I'll start with artists. They are the first thing that you notice, and many times, leave the most lasting impression.

Alex Ross. These days, if you can catch one of his covers, you're not doing too poorly, but not too long ago, you could see entire books chock full of his gorgeously painted, realistically human art. It's well known that he uses human models, but... goddamn. Kingdom Come was one of the most important books that DC put out in twenty years. Everything he makes looks like it's about to jump off the page, and part of the tragedy is that it never will.

...or will it?

Darick Robertson is probably best known for his work on Transmetropolitan and the current Dynamite series The Boys, and in both cases, he brought his impressive style which added a sense of expressive realism to fantastic stories, making them all the more enjoyable and accessible.
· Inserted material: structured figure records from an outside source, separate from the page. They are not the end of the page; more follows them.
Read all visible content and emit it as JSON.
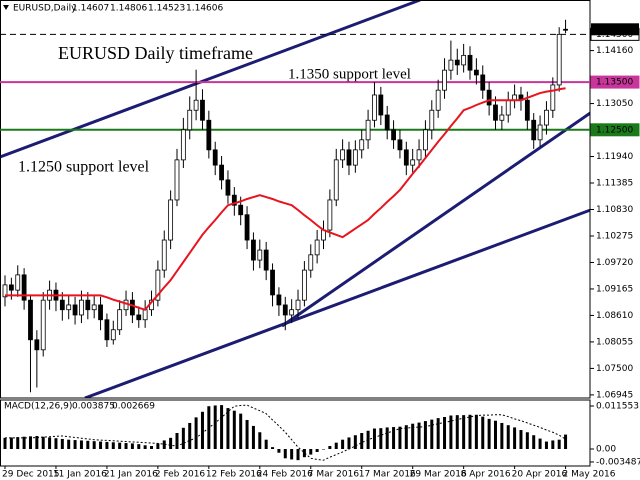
{
  "chart_data": [
    {
      "type": "candlestick",
      "title": "EURUSD Daily timeframe",
      "symbol": "EURUSD,Daily",
      "categories": [
        "29 Dec 2015",
        null,
        null,
        null,
        null,
        null,
        null,
        null,
        "11 Jan 2016",
        null,
        null,
        null,
        null,
        null,
        null,
        null,
        "21 Jan 2016",
        null,
        null,
        null,
        null,
        null,
        null,
        null,
        "2 Feb 2016",
        null,
        null,
        null,
        null,
        null,
        null,
        null,
        "12 Feb 2016",
        null,
        null,
        null,
        null,
        null,
        null,
        null,
        "24 Feb 2016",
        null,
        null,
        null,
        null,
        null,
        null,
        null,
        "7 Mar 2016",
        null,
        null,
        null,
        null,
        null,
        null,
        null,
        "17 Mar 2016",
        null,
        null,
        null,
        null,
        null,
        null,
        null,
        "29 Mar 2016",
        null,
        null,
        null,
        null,
        null,
        null,
        null,
        "8 Apr 2016",
        null,
        null,
        null,
        null,
        null,
        null,
        null,
        "20 Apr 2016",
        null,
        null,
        null,
        null,
        null,
        null,
        null,
        "2 May 2016"
      ],
      "open": [
        1.09,
        1.0925,
        1.0914,
        1.0946,
        1.0893,
        1.081,
        1.0789,
        1.0893,
        1.0914,
        1.0893,
        1.0873,
        1.0883,
        1.0862,
        1.0893,
        1.0873,
        1.0883,
        1.0852,
        1.081,
        1.0831,
        1.0873,
        1.0893,
        1.0862,
        1.0852,
        1.0873,
        1.0893,
        1.0956,
        1.1019,
        1.1103,
        1.1187,
        1.125,
        1.1291,
        1.1312,
        1.127,
        1.1208,
        1.1176,
        1.1145,
        1.1113,
        1.1092,
        1.1072,
        1.1019,
        1.0977,
        1.0998,
        1.0956,
        1.0904,
        1.0883,
        1.0862,
        1.0873,
        1.0893,
        1.0956,
        1.0988,
        1.1019,
        1.104,
        1.1103,
        1.1187,
        1.1208,
        1.1176,
        1.1208,
        1.1229,
        1.127,
        1.1323,
        1.1281,
        1.125,
        1.1229,
        1.1208,
        1.1176,
        1.1187,
        1.1208,
        1.125,
        1.1291,
        1.1333,
        1.1375,
        1.1396,
        1.1386,
        1.1406,
        1.1375,
        1.1365,
        1.1333,
        1.1302,
        1.127,
        1.1281,
        1.1312,
        1.1323,
        1.1312,
        1.127,
        1.1229,
        1.126,
        1.1291,
        1.1344,
        1.14607
      ],
      "high": [
        1.0945,
        1.094,
        1.0966,
        1.096,
        1.0905,
        1.083,
        1.091,
        1.0934,
        1.093,
        1.091,
        1.0903,
        1.09,
        1.0913,
        1.091,
        1.0903,
        1.09,
        1.0865,
        1.085,
        1.0893,
        1.0913,
        1.091,
        1.088,
        1.0893,
        1.0913,
        1.0976,
        1.1039,
        1.1123,
        1.121,
        1.1275,
        1.132,
        1.1376,
        1.1335,
        1.129,
        1.1225,
        1.1195,
        1.1165,
        1.113,
        1.111,
        1.109,
        1.1035,
        1.102,
        1.1015,
        1.097,
        1.092,
        1.09,
        1.0895,
        1.0915,
        1.0975,
        1.101,
        1.104,
        1.106,
        1.1125,
        1.121,
        1.123,
        1.1225,
        1.1228,
        1.125,
        1.1292,
        1.135,
        1.134,
        1.13,
        1.127,
        1.125,
        1.1225,
        1.121,
        1.123,
        1.127,
        1.1312,
        1.1355,
        1.14,
        1.1437,
        1.142,
        1.143,
        1.1425,
        1.14,
        1.1385,
        1.135,
        1.132,
        1.13,
        1.133,
        1.1345,
        1.134,
        1.133,
        1.1285,
        1.128,
        1.131,
        1.136,
        1.1465,
        1.14806
      ],
      "low": [
        1.088,
        1.0894,
        1.09,
        1.0873,
        1.07,
        1.071,
        1.0775,
        1.0873,
        1.087,
        1.085,
        1.0853,
        1.0842,
        1.0845,
        1.0853,
        1.0855,
        1.083,
        1.0795,
        1.08,
        1.082,
        1.086,
        1.0845,
        1.0835,
        1.0835,
        1.086,
        1.088,
        1.094,
        1.1,
        1.109,
        1.117,
        1.123,
        1.127,
        1.125,
        1.119,
        1.1155,
        1.1125,
        1.1095,
        1.107,
        1.105,
        1.1,
        1.0955,
        1.096,
        1.0935,
        1.088,
        1.086,
        1.083,
        1.0845,
        1.0855,
        1.088,
        1.094,
        1.097,
        1.1,
        1.1025,
        1.109,
        1.117,
        1.1155,
        1.116,
        1.119,
        1.121,
        1.1255,
        1.126,
        1.123,
        1.121,
        1.119,
        1.1155,
        1.116,
        1.117,
        1.119,
        1.123,
        1.1275,
        1.1315,
        1.1355,
        1.1365,
        1.137,
        1.1355,
        1.1345,
        1.1315,
        1.128,
        1.125,
        1.125,
        1.1265,
        1.1295,
        1.129,
        1.125,
        1.121,
        1.1215,
        1.124,
        1.1275,
        1.133,
        1.14523
      ],
      "close": [
        1.0925,
        1.0914,
        1.0946,
        1.0893,
        1.081,
        1.0789,
        1.0893,
        1.0914,
        1.0893,
        1.0873,
        1.0883,
        1.0862,
        1.0893,
        1.0873,
        1.0883,
        1.0852,
        1.081,
        1.0831,
        1.0873,
        1.0893,
        1.0862,
        1.0852,
        1.0873,
        1.0893,
        1.0956,
        1.1019,
        1.1103,
        1.1187,
        1.125,
        1.1291,
        1.1312,
        1.127,
        1.1208,
        1.1176,
        1.1145,
        1.1113,
        1.1092,
        1.1072,
        1.1019,
        1.0977,
        1.0998,
        1.0956,
        1.0904,
        1.0883,
        1.0862,
        1.0873,
        1.0893,
        1.0956,
        1.0988,
        1.1019,
        1.104,
        1.1103,
        1.1187,
        1.1208,
        1.1176,
        1.1208,
        1.1229,
        1.127,
        1.1323,
        1.1281,
        1.125,
        1.1229,
        1.1208,
        1.1176,
        1.1187,
        1.1208,
        1.125,
        1.1291,
        1.1333,
        1.1375,
        1.1396,
        1.1386,
        1.1406,
        1.1375,
        1.1365,
        1.1333,
        1.1302,
        1.127,
        1.1281,
        1.1312,
        1.1323,
        1.1312,
        1.127,
        1.1229,
        1.126,
        1.1291,
        1.1344,
        1.145,
        1.14606
      ],
      "up_color": "#ffffff",
      "down_color": "#000000",
      "moving_average": {
        "color": "#e8141e",
        "values": [
          1.0903,
          1.0903,
          1.0903,
          1.0903,
          1.0903,
          1.0903,
          1.0903,
          1.0903,
          1.0903,
          1.0903,
          1.0903,
          1.0903,
          1.0903,
          1.0903,
          1.0903,
          1.0903,
          1.0899,
          1.0894,
          1.089,
          1.0886,
          1.0882,
          1.0877,
          1.0873,
          1.0889,
          1.0904,
          1.092,
          1.0935,
          1.0954,
          1.0973,
          1.0992,
          1.1011,
          1.103,
          1.1046,
          1.1061,
          1.1077,
          1.1092,
          1.1096,
          1.11,
          1.1105,
          1.1109,
          1.1113,
          1.1109,
          1.1105,
          1.11,
          1.1096,
          1.1092,
          1.1082,
          1.1071,
          1.1061,
          1.105,
          1.104,
          1.1035,
          1.103,
          1.1025,
          1.1034,
          1.1043,
          1.1052,
          1.1061,
          1.1074,
          1.1086,
          1.1099,
          1.1111,
          1.1124,
          1.1141,
          1.1158,
          1.1174,
          1.1191,
          1.1208,
          1.1225,
          1.1241,
          1.1258,
          1.1274,
          1.1291,
          1.1296,
          1.1302,
          1.1307,
          1.1312,
          1.1312,
          1.1312,
          1.1312,
          1.1312,
          1.1312,
          1.1317,
          1.1322,
          1.1327,
          1.133,
          1.1332,
          1.1335,
          1.1337
        ]
      },
      "levels": [
        {
          "value": 1.145,
          "label": "1.14500",
          "color": "#000000",
          "style": "dashed"
        },
        {
          "value": 1.135,
          "label": "1.13500",
          "color": "#c8369c",
          "style": "solid",
          "text": "1.1350 support level"
        },
        {
          "value": 1.125,
          "label": "1.12500",
          "color": "#1a7a1a",
          "style": "solid",
          "text": "1.1250 support level"
        }
      ],
      "ylim": [
        1.0688,
        1.1522
      ],
      "yticks": [
        {
          "value": 1.1416,
          "label": "1.14160"
        },
        {
          "value": 1.1305,
          "label": "1.13050"
        },
        {
          "value": 1.1194,
          "label": "1.11940"
        },
        1.11385,
        {
          "value": 1.1083,
          "label": "1.10830"
        },
        1.10275,
        {
          "value": 1.0972,
          "label": "1.09720"
        },
        1.09165,
        {
          "value": 1.0861,
          "label": "1.08610"
        },
        1.08055,
        {
          "value": 1.075,
          "label": "1.07500"
        },
        1.06945
      ],
      "grid": false
    },
    {
      "type": "bar",
      "title": "MACD(12,26,9)",
      "color": "#000000",
      "values": [
        0.003,
        0.0031,
        0.0032,
        0.0033,
        0.0034,
        0.0035,
        0.0033,
        0.0031,
        0.0029,
        0.0027,
        0.0025,
        0.0024,
        0.0023,
        0.0022,
        0.0021,
        0.002,
        0.0019,
        0.0018,
        0.0017,
        0.0016,
        0.0015,
        0.0013,
        0.001,
        0.0008,
        0.0015,
        0.0023,
        0.003,
        0.0043,
        0.0057,
        0.007,
        0.0085,
        0.01,
        0.0115,
        0.0117,
        0.0118,
        0.011,
        0.0103,
        0.0095,
        0.0078,
        0.0062,
        0.0045,
        0.0025,
        0.0005,
        -0.001,
        -0.0025,
        -0.0028,
        -0.003,
        -0.0022,
        -0.0015,
        -0.0008,
        0,
        0.0008,
        0.0017,
        0.0025,
        0.0031,
        0.0037,
        0.0043,
        0.0049,
        0.0055,
        0.0056,
        0.0058,
        0.0059,
        0.006,
        0.0064,
        0.0068,
        0.0071,
        0.0075,
        0.0079,
        0.0083,
        0.0086,
        0.009,
        0.0091,
        0.0091,
        0.0092,
        0.0092,
        0.0087,
        0.0081,
        0.0076,
        0.007,
        0.0064,
        0.0058,
        0.0051,
        0.0045,
        0.0037,
        0.0028,
        0.002,
        0.0023,
        0.0025,
        0.003875
      ],
      "signal": {
        "color": "#000000",
        "style": "dotted",
        "values": [
          0.003,
          0.003,
          0.003,
          0.003,
          0.003,
          0.0031,
          0.0032,
          0.0033,
          0.0034,
          0.0035,
          0.0033,
          0.0031,
          0.0029,
          0.0027,
          0.0025,
          0.0024,
          0.0023,
          0.0022,
          0.0021,
          0.002,
          0.0019,
          0.0018,
          0.0017,
          0.0016,
          0.0015,
          0.0013,
          0.001,
          0.0008,
          0.0015,
          0.0023,
          0.003,
          0.0043,
          0.0057,
          0.007,
          0.0085,
          0.01,
          0.0115,
          0.0117,
          0.0118,
          0.011,
          0.0103,
          0.0095,
          0.0078,
          0.0062,
          0.0045,
          0.0025,
          0.0005,
          -0.001,
          -0.0025,
          -0.0028,
          -0.003,
          -0.0022,
          -0.0015,
          -0.0008,
          0,
          0.0008,
          0.0017,
          0.0025,
          0.0031,
          0.0037,
          0.0043,
          0.0049,
          0.0055,
          0.0056,
          0.0058,
          0.0059,
          0.006,
          0.0064,
          0.0068,
          0.0071,
          0.0075,
          0.0079,
          0.0083,
          0.0086,
          0.009,
          0.0091,
          0.0091,
          0.0092,
          0.0092,
          0.0087,
          0.0081,
          0.0076,
          0.007,
          0.0064,
          0.0058,
          0.0051,
          0.0045,
          0.0037,
          0.002669
        ]
      },
      "ylim": [
        -0.00457,
        0.01317
      ],
      "yticks": [
        0.011553,
        {
          "value": 0,
          "label": "0.00"
        },
        -0.003487
      ],
      "grid": false
    }
  ]
}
His facial expressions are so dead on, I would say that they rival the nuance of one Kevin Maguire's JLI art.

In the 1990's, everyone was cross-hatching for shading and depth, and though it may have seemed edgy, I have to give up serious props to John Cassaday and Frank Quitely for not being afraid to make superheroes ugly, dirty, or unshaven. I noticed after starting Cassaday's art all the way through the "Gifted" run on Astonishing X-Men, that I was irreparably spoiled. I needed everyone to look as if they belong on the page with actual physics.

I'm still spoiled.

Though I am not a huge fan of mainstream comics, how could I say no to Simone Bianchi's luscious, sumptuous, dare I say sexy, art? His pencils are so gorgeous, I can't help but re, and re-read every issue of his run with Warren Ellis on Astonishing X-Men. His interpretation of Storm made me feel like I was going through puberty all over again, and his Wolverine made me think that there still might be some milage yet left in the overexposed character.

Enough of the mad scribblers, the writers are the ones that really get me going.
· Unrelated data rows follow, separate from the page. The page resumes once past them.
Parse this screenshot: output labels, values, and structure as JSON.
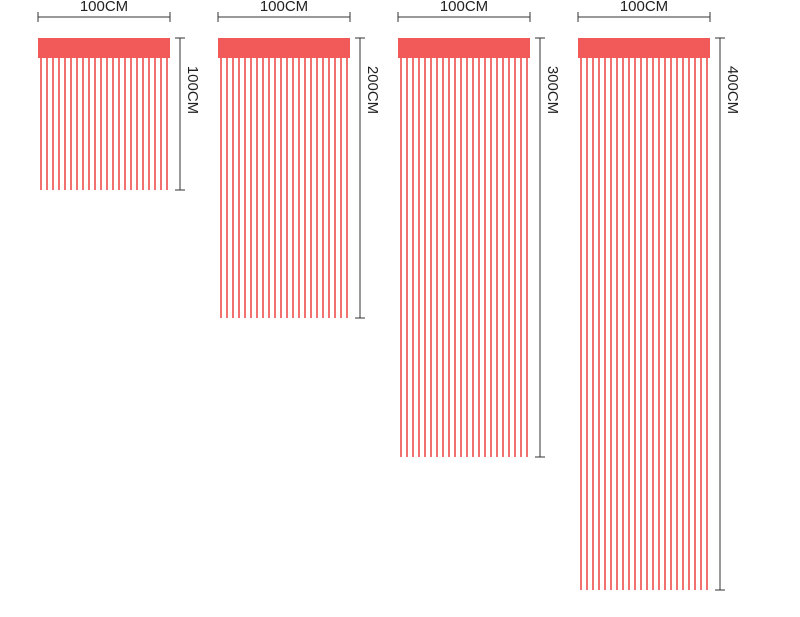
{
  "items": [
    {
      "width_label": "100CM",
      "height_label": "100CM"
    },
    {
      "width_label": "100CM",
      "height_label": "200CM"
    },
    {
      "width_label": "100CM",
      "height_label": "300CM"
    },
    {
      "width_label": "100CM",
      "height_label": "400CM"
    }
  ]
}
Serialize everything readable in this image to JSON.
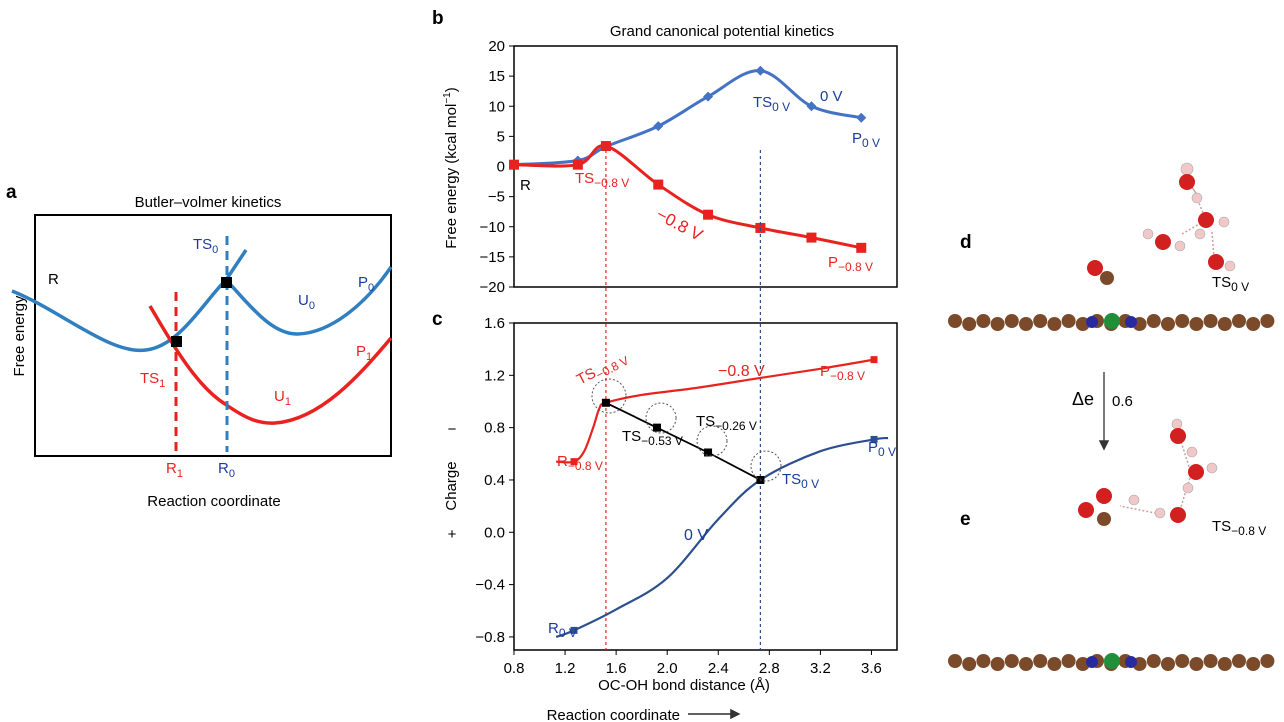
{
  "colors": {
    "blue": "#4472c4",
    "red": "#e8231f",
    "black": "#000000",
    "lblue": "#1a3c9a",
    "lred": "#e8231f"
  },
  "panel_a": {
    "letter": "a",
    "title": "Butler–volmer kinetics",
    "ylabel": "Free energy",
    "xlabel": "Reaction coordinate",
    "labels": {
      "R": "R",
      "TS0": "TS",
      "TS0_sub": "0",
      "P0": "P",
      "P0_sub": "0",
      "U0": "U",
      "U0_sub": "0",
      "P1": "P",
      "P1_sub": "1",
      "TS1": "TS",
      "TS1_sub": "1",
      "U1": "U",
      "U1_sub": "1",
      "R1": "R",
      "R1_sub": "1",
      "R0": "R",
      "R0_sub": "0"
    }
  },
  "panel_b": {
    "letter": "b",
    "title": "Grand canonical potential kinetics",
    "ylabel": "Free energy (kcal mol",
    "ylabel_sup": "−1",
    "ylabel_end": ")",
    "labels": {
      "R": "R",
      "TS0V": "TS",
      "TS0V_sub": "0 V",
      "zeroV": "0 V",
      "P0V": "P",
      "P0V_sub": "0 V",
      "TS08": "TS",
      "TS08_sub": "−0.8 V",
      "neg08": "−0.8 V",
      "P08": "P",
      "P08_sub": "−0.8 V"
    }
  },
  "panel_c": {
    "letter": "c",
    "xlabel": "OC-OH bond distance (Å)",
    "below_xlabel": "Reaction coordinate",
    "charge_minus": "−",
    "charge_label": "Charge",
    "charge_plus": "+",
    "labels": {
      "TS08": "TS",
      "TS08_sub": "−0.8 V",
      "neg08": "−0.8 V",
      "P08": "P",
      "P08_sub": "−0.8 V",
      "TS053": "TS",
      "TS053_sub": "−0.53 V",
      "TS026": "TS",
      "TS026_sub": "−0.26 V",
      "P0V": "P",
      "P0V_sub": "0 V",
      "R08": "R",
      "R08_sub": "−0.8 V",
      "TS0V": "TS",
      "TS0V_sub": "0 V",
      "zeroV": "0 V",
      "R0V": "R",
      "R0V_sub": "0 V"
    }
  },
  "panel_d": {
    "letter": "d",
    "label": "TS",
    "label_sub": "0 V"
  },
  "panel_e": {
    "letter": "e",
    "label": "TS",
    "label_sub": "−0.8 V"
  },
  "arrow": {
    "delta": "Δe",
    "value": "0.6"
  },
  "chart_data": [
    {
      "type": "line",
      "panel": "a",
      "title": "Butler–volmer kinetics",
      "xlabel": "Reaction coordinate",
      "ylabel": "Free energy",
      "series": [
        {
          "name": "U0",
          "color": "#2f7fc1"
        },
        {
          "name": "U1",
          "color": "#e8231f"
        }
      ]
    },
    {
      "type": "line",
      "panel": "b",
      "title": "Grand canonical potential kinetics",
      "xlabel": "OC-OH bond distance (Å)",
      "ylabel": "Free energy (kcal mol−1)",
      "x": [
        0.8,
        1.3,
        1.52,
        1.93,
        2.32,
        2.73,
        3.13,
        3.52
      ],
      "xlim": [
        0.8,
        3.8
      ],
      "ylim": [
        -20,
        20
      ],
      "yticks": [
        20,
        15,
        10,
        5,
        0,
        -5,
        -10,
        -15,
        -20
      ],
      "series": [
        {
          "name": "0 V",
          "color": "#4472c4",
          "marker": "diamond",
          "x": [
            0.8,
            1.3,
            1.52,
            1.93,
            2.32,
            2.73,
            3.13,
            3.52
          ],
          "y": [
            0.3,
            1.0,
            3.3,
            6.7,
            11.6,
            15.9,
            10.0,
            8.1
          ]
        },
        {
          "name": "−0.8 V",
          "color": "#e8231f",
          "marker": "square",
          "x": [
            0.8,
            1.3,
            1.52,
            1.93,
            2.32,
            2.73,
            3.13,
            3.52
          ],
          "y": [
            0.3,
            0.3,
            3.4,
            -3.0,
            -8.0,
            -10.2,
            -11.8,
            -13.5
          ]
        }
      ]
    },
    {
      "type": "line",
      "panel": "c",
      "xlabel": "OC-OH bond distance (Å)",
      "ylabel": "Charge",
      "xlim": [
        0.8,
        3.8
      ],
      "ylim": [
        -0.9,
        1.6
      ],
      "xticks": [
        0.8,
        1.2,
        1.6,
        2.0,
        2.4,
        2.8,
        3.2,
        3.6
      ],
      "yticks": [
        1.6,
        1.2,
        0.8,
        0.4,
        0.0,
        -0.4,
        -0.8
      ],
      "series": [
        {
          "name": "−0.8 V",
          "color": "#e8231f",
          "x": [
            1.13,
            1.27,
            1.35,
            1.42,
            1.47,
            1.52,
            1.8,
            2.2,
            2.73,
            3.2,
            3.62
          ],
          "y": [
            0.54,
            0.54,
            0.62,
            0.8,
            0.95,
            0.99,
            1.05,
            1.1,
            1.18,
            1.25,
            1.32
          ]
        },
        {
          "name": "0 V",
          "color": "#2d4f8f",
          "x": [
            1.13,
            1.27,
            1.6,
            2.0,
            2.4,
            2.73,
            3.2,
            3.62,
            3.73
          ],
          "y": [
            -0.8,
            -0.75,
            -0.59,
            -0.35,
            0.1,
            0.4,
            0.62,
            0.71,
            0.72
          ]
        },
        {
          "name": "TS path",
          "color": "#000000",
          "x": [
            1.52,
            1.92,
            2.32,
            2.73
          ],
          "y": [
            0.99,
            0.8,
            0.61,
            0.4
          ]
        }
      ],
      "markers": [
        {
          "x": 1.27,
          "y": 0.54,
          "color": "#e8231f"
        },
        {
          "x": 3.62,
          "y": 1.32,
          "color": "#e8231f"
        },
        {
          "x": 1.27,
          "y": -0.75,
          "color": "#2d4f8f"
        },
        {
          "x": 3.62,
          "y": 0.71,
          "color": "#2d4f8f"
        }
      ],
      "guides": [
        {
          "x": 1.52,
          "color": "#e8231f"
        },
        {
          "x": 2.73,
          "color": "#2d4f8f"
        }
      ]
    }
  ]
}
Having Grant Morrison do a guest spot on your book is like inviting a prison inmate to take your wife out for dinner. They'll like it better his way, and you won't recognize anything ever again. No matter how much they tell you that they love you. Don't believe me? Read everything before and after New X-Men

Gail Simone has never put her pen to something that I didn't love wholeheartedly. She always offers a fresh eye to characters, and remains one of the few reasons that I would ever read a DC book. No one writes strong women like her. No one.

Have you seen Garth Ennis' Punisher? He's mean, gritty, and kills everything with a vengeful machine's precision. He's perfect. He does exactly as he promises; he punishes. Just like Preacher, just like the Boys, brutal, efficient, gory glory, and a steal at twice the cover price. Garth is exactly what mainstream comics needs: a dark look inward, a middle finger outstretched and metered restraint. You can tell that he pulls his punches, even when Frank Castle shoots, eviscerates and impales (that was just one guy) without a care in the world. Oh, and he offered the first real glimpse into the mind of someone who kills to make himself feel something.

Joss Whedon. Goddamn. If he never makes another show for Fox, I'll be forever impressed, but his work on Astonishing X-Men was one of the best and most defining runs on any X-book that I have ever had the pleasure and honor to read. Every page was a shocker, and every line was a zing of epic and superhuman proportions.

Saving the best for last-
Warren Ellis. I would turn this man's cerebral spinal fluid into taffy and munch for years. He is in all of my top ten lists, even top 10 porn stars. Seriously. I cannot think of anyone with a more thorough grasp of science and counter culture in comics. I can't think of anyone that forces me to at least open Wikipedia whenever I read their comics. He is the quintessential writer, in my opinion, and I study at the feet of the master. I mean, have you read Transmetropolitan? He managed to make journalists sexy without them having to wear blue pajamas. Even when it's obvious that he's practically phoning it in (RED, Mek), he positively crushes everything else in the mainstream. His first novel, Crooked Little Vein was such a trippy, creepy cross-country jaunt that I bought six more copies and gave them all to my friends in the hope to spread his particular strain of insanity.